Phillips, owner of Masterpiece Cakeshop in Colorado, is the baker who refused to make a custom cake for the wedding reception of a same-sex couple. He said his religious beliefs would not allow him to create a cake honoring their marriage. The case put anti-discrimination laws up against freedom of speech and freedom of religious expression.
“The high court has always supported the idea that an artist’s self-expression is protected,” Mannix added in her statement about Arlene’s Flowers.
“Barronelle Stutzman’s custom floral arrangements are designed to deliver an expressive message, consistent with the personalities of the couple, approving of and celebrating their marriage, and are therefore entitled to First Amendment protection,” she continued.

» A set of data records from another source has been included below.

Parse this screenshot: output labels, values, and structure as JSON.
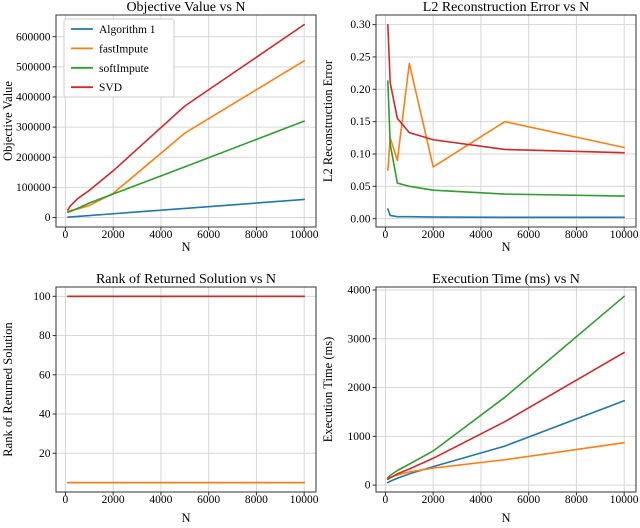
{
  "figure": {
    "background": "#ffffff",
    "grid_color": "#d6d6d6",
    "spine_color": "#333333",
    "text_color": "#000000",
    "legend_border_color": "#cccccc",
    "legend_background": "#ffffff"
  },
  "palette": {
    "algorithm_1": "#1f77b4",
    "fastImpute": "#ff7f0e",
    "softImpute": "#2ca02c",
    "svd": "#d62728"
  },
  "chart_data": [
    {
      "id": "objective-value",
      "type": "line",
      "title": "Objective Value vs N",
      "xlabel": "N",
      "ylabel": "Objective Value",
      "x": [
        100,
        200,
        500,
        1000,
        2000,
        5000,
        10000
      ],
      "series": [
        {
          "name": "Algorithm 1",
          "color": "#1f77b4",
          "values": [
            1000,
            1800,
            3500,
            6500,
            12500,
            30000,
            60000
          ]
        },
        {
          "name": "fastImpute",
          "color": "#ff7f0e",
          "values": [
            20000,
            23000,
            28000,
            40000,
            80000,
            280000,
            520000
          ]
        },
        {
          "name": "softImpute",
          "color": "#2ca02c",
          "values": [
            17000,
            20000,
            30000,
            48000,
            78000,
            168000,
            320000
          ]
        },
        {
          "name": "SVD",
          "color": "#d62728",
          "values": [
            25000,
            38000,
            62000,
            90000,
            155000,
            370000,
            640000
          ]
        }
      ],
      "xlim": [
        -395,
        10495
      ],
      "ylim": [
        -31500,
        672000
      ],
      "xticks": [
        0,
        2000,
        4000,
        6000,
        8000,
        10000
      ],
      "xtick_labels": [
        "0",
        "2000",
        "4000",
        "6000",
        "8000",
        "10000"
      ],
      "yticks": [
        0,
        100000,
        200000,
        300000,
        400000,
        500000,
        600000
      ],
      "ytick_labels": [
        "0",
        "100000",
        "200000",
        "300000",
        "400000",
        "500000",
        "600000"
      ],
      "grid": true,
      "legend": true,
      "legend_position": "upper-left"
    },
    {
      "id": "l2-reconstruction-error",
      "type": "line",
      "title": "L2 Reconstruction Error vs N",
      "xlabel": "N",
      "ylabel": "L2 Reconstruction Error",
      "x": [
        100,
        200,
        500,
        1000,
        2000,
        5000,
        10000
      ],
      "series": [
        {
          "name": "Algorithm 1",
          "color": "#1f77b4",
          "values": [
            0.015,
            0.005,
            0.003,
            0.003,
            0.0025,
            0.002,
            0.002
          ]
        },
        {
          "name": "fastImpute",
          "color": "#ff7f0e",
          "values": [
            0.075,
            0.125,
            0.09,
            0.24,
            0.08,
            0.15,
            0.11
          ]
        },
        {
          "name": "softImpute",
          "color": "#2ca02c",
          "values": [
            0.213,
            0.115,
            0.055,
            0.05,
            0.044,
            0.038,
            0.035
          ]
        },
        {
          "name": "SVD",
          "color": "#d62728",
          "values": [
            0.3,
            0.21,
            0.155,
            0.133,
            0.122,
            0.107,
            0.102
          ]
        }
      ],
      "xlim": [
        -395,
        10495
      ],
      "ylim": [
        -0.0129,
        0.3149
      ],
      "xticks": [
        0,
        2000,
        4000,
        6000,
        8000,
        10000
      ],
      "xtick_labels": [
        "0",
        "2000",
        "4000",
        "6000",
        "8000",
        "10000"
      ],
      "yticks": [
        0.0,
        0.05,
        0.1,
        0.15,
        0.2,
        0.25,
        0.3
      ],
      "ytick_labels": [
        "0.00",
        "0.05",
        "0.10",
        "0.15",
        "0.20",
        "0.25",
        "0.30"
      ],
      "grid": true,
      "legend": false
    },
    {
      "id": "rank-of-returned-solution",
      "type": "line",
      "title": "Rank of Returned Solution vs N",
      "xlabel": "N",
      "ylabel": "Rank of Returned Solution",
      "x": [
        100,
        200,
        500,
        1000,
        2000,
        5000,
        10000
      ],
      "series": [
        {
          "name": "Algorithm 1",
          "color": "#1f77b4",
          "values": [
            5,
            5,
            5,
            5,
            5,
            5,
            5
          ]
        },
        {
          "name": "fastImpute",
          "color": "#ff7f0e",
          "values": [
            5,
            5,
            5,
            5,
            5,
            5,
            5
          ]
        },
        {
          "name": "softImpute",
          "color": "#2ca02c",
          "values": [
            100,
            100,
            100,
            100,
            100,
            100,
            100
          ]
        },
        {
          "name": "SVD",
          "color": "#d62728",
          "values": [
            100,
            100,
            100,
            100,
            100,
            100,
            100
          ]
        }
      ],
      "xlim": [
        -395,
        10495
      ],
      "ylim": [
        0.25,
        104.75
      ],
      "xticks": [
        0,
        2000,
        4000,
        6000,
        8000,
        10000
      ],
      "xtick_labels": [
        "0",
        "2000",
        "4000",
        "6000",
        "8000",
        "10000"
      ],
      "yticks": [
        20,
        40,
        60,
        80,
        100
      ],
      "ytick_labels": [
        "20",
        "40",
        "60",
        "80",
        "100"
      ],
      "grid": true,
      "legend": false
    },
    {
      "id": "execution-time",
      "type": "line",
      "title": "Execution Time (ms) vs N",
      "xlabel": "N",
      "ylabel": "Execution Time (ms)",
      "x": [
        100,
        200,
        500,
        1000,
        2000,
        5000,
        10000
      ],
      "series": [
        {
          "name": "Algorithm 1",
          "color": "#1f77b4",
          "values": [
            50,
            80,
            140,
            230,
            380,
            800,
            1730
          ]
        },
        {
          "name": "fastImpute",
          "color": "#ff7f0e",
          "values": [
            130,
            160,
            210,
            270,
            350,
            520,
            870
          ]
        },
        {
          "name": "softImpute",
          "color": "#2ca02c",
          "values": [
            150,
            200,
            300,
            430,
            700,
            1800,
            3870
          ]
        },
        {
          "name": "SVD",
          "color": "#d62728",
          "values": [
            120,
            150,
            230,
            330,
            550,
            1300,
            2720
          ]
        }
      ],
      "xlim": [
        -395,
        10495
      ],
      "ylim": [
        -141,
        4061
      ],
      "xticks": [
        0,
        2000,
        4000,
        6000,
        8000,
        10000
      ],
      "xtick_labels": [
        "0",
        "2000",
        "4000",
        "6000",
        "8000",
        "10000"
      ],
      "yticks": [
        0,
        1000,
        2000,
        3000,
        4000
      ],
      "ytick_labels": [
        "0",
        "1000",
        "2000",
        "3000",
        "4000"
      ],
      "grid": true,
      "legend": false
    }
  ]
}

“The high court’s decision in favor of this small-town florist reaffirms the high court’s commitment to the protection of First Amendment freedoms including the freedom of speech and the free exercise of religion,” she said.
The Thomas More Society submitted a friend-of-the-court brief that emphasized precedent in which both the Supreme Court and the Court of Appeals have recognized that the First Amendment protects artistic expression, including nonverbal art forms.
Washington Attorney General Bob Ferguson and the American Civil Liberties Union sued Stutzman after she declined to design the floral arrangements for customer Rob Ingersoll’s same-sex wedding.
The florist has repeatedly said Ingersoll was a longtime customer. She knew he was gay and had never denied him service on other occasions, but when he requested arrangements for his wedding, she referred him to other florists.
In 2015, the trial court found that Stutzman violated the Washington Law Against Discrimination and the Washington Consumer Protection Act. According to news reports, she was ordered to pay a $1,000 fine, actual damages in an undetermined amount, and attorneys’ fees and costs reportedly totaling hundreds of thousands of dollars.
In the Masterpiece Cakeshop case, the Supreme Court handed down a 7-2 decision June 4 siding with a Phillips.
Justice Anthony M. Kennedy, writing for the majority, said the Colorado Civil Rights Commission had violated the Constitution’s protection of religious freedom in its ruling against the baker, who refused to make a wedding cake for the same-sex couple based on his religious beliefs.
Phillips did not refuse service to the same-sex couple; he just said he would not make them a wedding cake. He also has turned down requests to make cakes celebrating divorce or Halloween.